In this work, we consider the framework of coalitional Blotto games in which two players compete against a common adversary by allocating their budgeted resources across disjoint sets of valued battlefields; the agent that allocates a higher amount wins the corresponding battlefield value. At the beginning of the game, the budgets of the agents and the values of the battlefields are specified. In the first stage, the players are allowed to perform a battlefield transfer in which one player offloads a number of its battlefields onto the other player. In the second stage, the adversary observes this transfer and determines how to allocate their budget accordingly. Finally, in the third stage, the players and the adversary allocate their budgets to their battlefields, the game is played, and their payoffs are realized. We provide necessary and sufficient conditions for the existence of a battlefield transfer that strictly increases the payoff of each player. We then augment the model, allowing players to not only transfer subsets of battlefields, but also portions of their budget, in the first stage. We also provide sufficient conditions for the existence of a joint transfer of battlefields and budgets. The results demonstrate that in almost all game instances, both players would benefit from such a joint transfer.

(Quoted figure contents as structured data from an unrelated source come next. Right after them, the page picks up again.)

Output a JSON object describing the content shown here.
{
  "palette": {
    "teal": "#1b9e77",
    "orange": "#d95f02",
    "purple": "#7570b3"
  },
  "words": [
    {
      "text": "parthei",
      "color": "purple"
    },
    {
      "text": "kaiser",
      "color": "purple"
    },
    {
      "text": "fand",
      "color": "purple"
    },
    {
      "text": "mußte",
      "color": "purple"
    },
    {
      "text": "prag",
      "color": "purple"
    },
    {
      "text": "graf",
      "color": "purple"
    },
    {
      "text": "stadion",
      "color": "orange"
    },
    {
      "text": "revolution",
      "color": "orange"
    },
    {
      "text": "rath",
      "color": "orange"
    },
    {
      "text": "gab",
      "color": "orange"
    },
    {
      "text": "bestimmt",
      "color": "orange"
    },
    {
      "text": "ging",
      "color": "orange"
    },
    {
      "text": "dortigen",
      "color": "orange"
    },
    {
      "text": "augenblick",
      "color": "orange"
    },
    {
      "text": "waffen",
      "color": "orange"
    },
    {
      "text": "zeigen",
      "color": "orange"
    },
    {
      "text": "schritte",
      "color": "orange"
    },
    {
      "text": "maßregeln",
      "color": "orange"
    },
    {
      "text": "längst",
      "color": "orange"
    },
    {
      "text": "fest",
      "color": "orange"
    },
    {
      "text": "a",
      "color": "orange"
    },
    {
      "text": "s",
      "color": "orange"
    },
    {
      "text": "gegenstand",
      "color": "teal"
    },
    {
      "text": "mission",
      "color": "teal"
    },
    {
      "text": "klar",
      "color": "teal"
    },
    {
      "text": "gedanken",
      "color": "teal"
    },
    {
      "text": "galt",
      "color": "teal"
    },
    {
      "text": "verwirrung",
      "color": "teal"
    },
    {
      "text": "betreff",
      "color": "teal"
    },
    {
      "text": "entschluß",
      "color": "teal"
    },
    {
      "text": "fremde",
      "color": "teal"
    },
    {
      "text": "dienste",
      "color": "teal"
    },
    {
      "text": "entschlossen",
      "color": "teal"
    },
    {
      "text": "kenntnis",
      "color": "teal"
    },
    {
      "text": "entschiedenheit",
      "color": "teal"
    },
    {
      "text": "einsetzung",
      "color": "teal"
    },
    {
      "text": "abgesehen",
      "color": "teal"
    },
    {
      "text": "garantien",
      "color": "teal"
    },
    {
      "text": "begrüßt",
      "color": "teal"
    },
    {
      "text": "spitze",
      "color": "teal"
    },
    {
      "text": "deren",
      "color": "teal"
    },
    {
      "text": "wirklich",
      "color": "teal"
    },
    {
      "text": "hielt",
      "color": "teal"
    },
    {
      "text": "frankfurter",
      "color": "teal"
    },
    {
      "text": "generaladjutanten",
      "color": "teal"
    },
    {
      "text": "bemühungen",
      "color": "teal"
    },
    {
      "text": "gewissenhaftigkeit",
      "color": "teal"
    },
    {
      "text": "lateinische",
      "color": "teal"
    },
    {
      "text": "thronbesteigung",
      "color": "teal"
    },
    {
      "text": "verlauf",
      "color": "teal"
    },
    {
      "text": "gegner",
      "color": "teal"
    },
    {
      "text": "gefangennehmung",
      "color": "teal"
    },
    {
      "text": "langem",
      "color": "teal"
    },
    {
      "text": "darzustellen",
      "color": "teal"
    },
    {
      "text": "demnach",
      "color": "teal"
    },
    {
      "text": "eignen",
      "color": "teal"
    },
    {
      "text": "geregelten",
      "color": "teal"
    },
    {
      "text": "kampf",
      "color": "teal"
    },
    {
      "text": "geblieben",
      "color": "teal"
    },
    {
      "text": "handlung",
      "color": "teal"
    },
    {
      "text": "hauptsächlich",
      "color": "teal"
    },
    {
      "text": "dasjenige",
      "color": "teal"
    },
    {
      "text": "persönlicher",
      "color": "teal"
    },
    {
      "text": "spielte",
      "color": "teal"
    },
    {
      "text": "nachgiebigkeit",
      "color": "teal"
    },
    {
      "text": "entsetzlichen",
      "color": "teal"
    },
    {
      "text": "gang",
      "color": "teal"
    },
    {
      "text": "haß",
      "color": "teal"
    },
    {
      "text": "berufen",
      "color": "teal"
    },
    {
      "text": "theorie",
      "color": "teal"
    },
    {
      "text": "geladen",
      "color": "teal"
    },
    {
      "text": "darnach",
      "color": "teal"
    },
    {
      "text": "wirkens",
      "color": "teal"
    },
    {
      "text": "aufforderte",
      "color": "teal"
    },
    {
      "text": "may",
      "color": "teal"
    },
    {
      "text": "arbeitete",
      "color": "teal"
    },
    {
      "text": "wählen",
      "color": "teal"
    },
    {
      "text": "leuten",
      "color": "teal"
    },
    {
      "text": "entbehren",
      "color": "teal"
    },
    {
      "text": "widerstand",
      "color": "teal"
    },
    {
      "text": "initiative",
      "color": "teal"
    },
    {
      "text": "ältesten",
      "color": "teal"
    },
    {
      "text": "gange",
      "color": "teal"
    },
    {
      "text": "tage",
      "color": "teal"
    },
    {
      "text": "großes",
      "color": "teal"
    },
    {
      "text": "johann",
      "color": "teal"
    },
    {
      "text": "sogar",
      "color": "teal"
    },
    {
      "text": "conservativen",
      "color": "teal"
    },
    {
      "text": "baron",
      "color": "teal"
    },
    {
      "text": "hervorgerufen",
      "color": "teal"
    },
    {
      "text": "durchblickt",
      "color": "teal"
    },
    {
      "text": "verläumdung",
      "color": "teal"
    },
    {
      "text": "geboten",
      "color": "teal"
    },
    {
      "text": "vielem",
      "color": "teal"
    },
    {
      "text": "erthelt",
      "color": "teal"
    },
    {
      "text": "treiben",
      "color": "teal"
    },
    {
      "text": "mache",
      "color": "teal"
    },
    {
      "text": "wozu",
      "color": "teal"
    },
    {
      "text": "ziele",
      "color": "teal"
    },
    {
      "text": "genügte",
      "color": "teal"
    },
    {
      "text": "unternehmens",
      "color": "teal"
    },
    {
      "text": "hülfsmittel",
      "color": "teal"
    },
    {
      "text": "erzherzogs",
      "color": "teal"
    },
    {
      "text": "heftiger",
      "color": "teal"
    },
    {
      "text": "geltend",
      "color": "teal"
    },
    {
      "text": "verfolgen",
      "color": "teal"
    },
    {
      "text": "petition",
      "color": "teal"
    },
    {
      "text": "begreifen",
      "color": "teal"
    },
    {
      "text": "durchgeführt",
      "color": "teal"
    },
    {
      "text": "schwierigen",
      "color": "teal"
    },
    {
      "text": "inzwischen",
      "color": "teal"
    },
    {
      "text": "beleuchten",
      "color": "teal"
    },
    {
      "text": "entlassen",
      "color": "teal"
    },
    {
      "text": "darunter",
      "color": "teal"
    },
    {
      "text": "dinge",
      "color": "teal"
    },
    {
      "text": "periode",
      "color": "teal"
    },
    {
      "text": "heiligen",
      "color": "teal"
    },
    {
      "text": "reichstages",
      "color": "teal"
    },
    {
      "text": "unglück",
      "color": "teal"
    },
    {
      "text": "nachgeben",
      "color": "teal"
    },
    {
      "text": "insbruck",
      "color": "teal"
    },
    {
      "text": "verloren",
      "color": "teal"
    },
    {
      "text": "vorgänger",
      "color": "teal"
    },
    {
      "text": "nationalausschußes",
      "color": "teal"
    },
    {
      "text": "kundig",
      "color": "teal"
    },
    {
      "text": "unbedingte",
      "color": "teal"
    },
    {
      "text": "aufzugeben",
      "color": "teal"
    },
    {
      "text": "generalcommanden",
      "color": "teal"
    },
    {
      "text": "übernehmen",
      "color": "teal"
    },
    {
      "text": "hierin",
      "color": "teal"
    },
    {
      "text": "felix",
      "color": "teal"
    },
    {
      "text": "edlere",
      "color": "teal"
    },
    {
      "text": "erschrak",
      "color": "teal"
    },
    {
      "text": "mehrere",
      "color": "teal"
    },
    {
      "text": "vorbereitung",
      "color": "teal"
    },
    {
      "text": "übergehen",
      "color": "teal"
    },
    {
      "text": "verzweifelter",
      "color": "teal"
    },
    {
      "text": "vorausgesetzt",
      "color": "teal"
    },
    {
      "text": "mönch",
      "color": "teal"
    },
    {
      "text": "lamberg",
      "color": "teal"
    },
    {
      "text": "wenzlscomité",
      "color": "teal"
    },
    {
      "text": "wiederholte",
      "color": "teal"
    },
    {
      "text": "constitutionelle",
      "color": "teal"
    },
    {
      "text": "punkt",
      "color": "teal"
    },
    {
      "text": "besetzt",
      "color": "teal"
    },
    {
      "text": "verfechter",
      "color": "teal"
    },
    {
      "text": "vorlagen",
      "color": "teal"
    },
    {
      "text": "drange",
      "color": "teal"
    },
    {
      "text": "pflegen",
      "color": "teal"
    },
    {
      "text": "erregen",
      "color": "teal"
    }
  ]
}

翻译：在本文中，我们研究了联盟性布洛托博弈框架，其中两个玩家通过与共同对手竞争，将预算资源分配到不相交的价值战场集合上；分配资源较高的玩家赢得相应战场的价值。游戏开始时，玩家预算和战场价值已确定。在第一阶段，允许玩家进行战场转移，即一名玩家将其部分战场转移给另一名玩家。在第二阶段，对手观察到这一转移，并决定如何相应分配其预算。最后，在第三阶段，玩家与对手将其预算分配到各自战场，游戏进行，最终获得收益。我们提出了严格增加每位玩家收益的战场转移存在性的充要条件。随后，我们扩展模型，允许玩家在第一阶段不仅转移战场子集，还可转移部分预算。我们还提供了战场与预算联合转移存在性的充分条件。结果表明，在几乎所有的博弈实例中，两位玩家都将从这种联合转移中获益。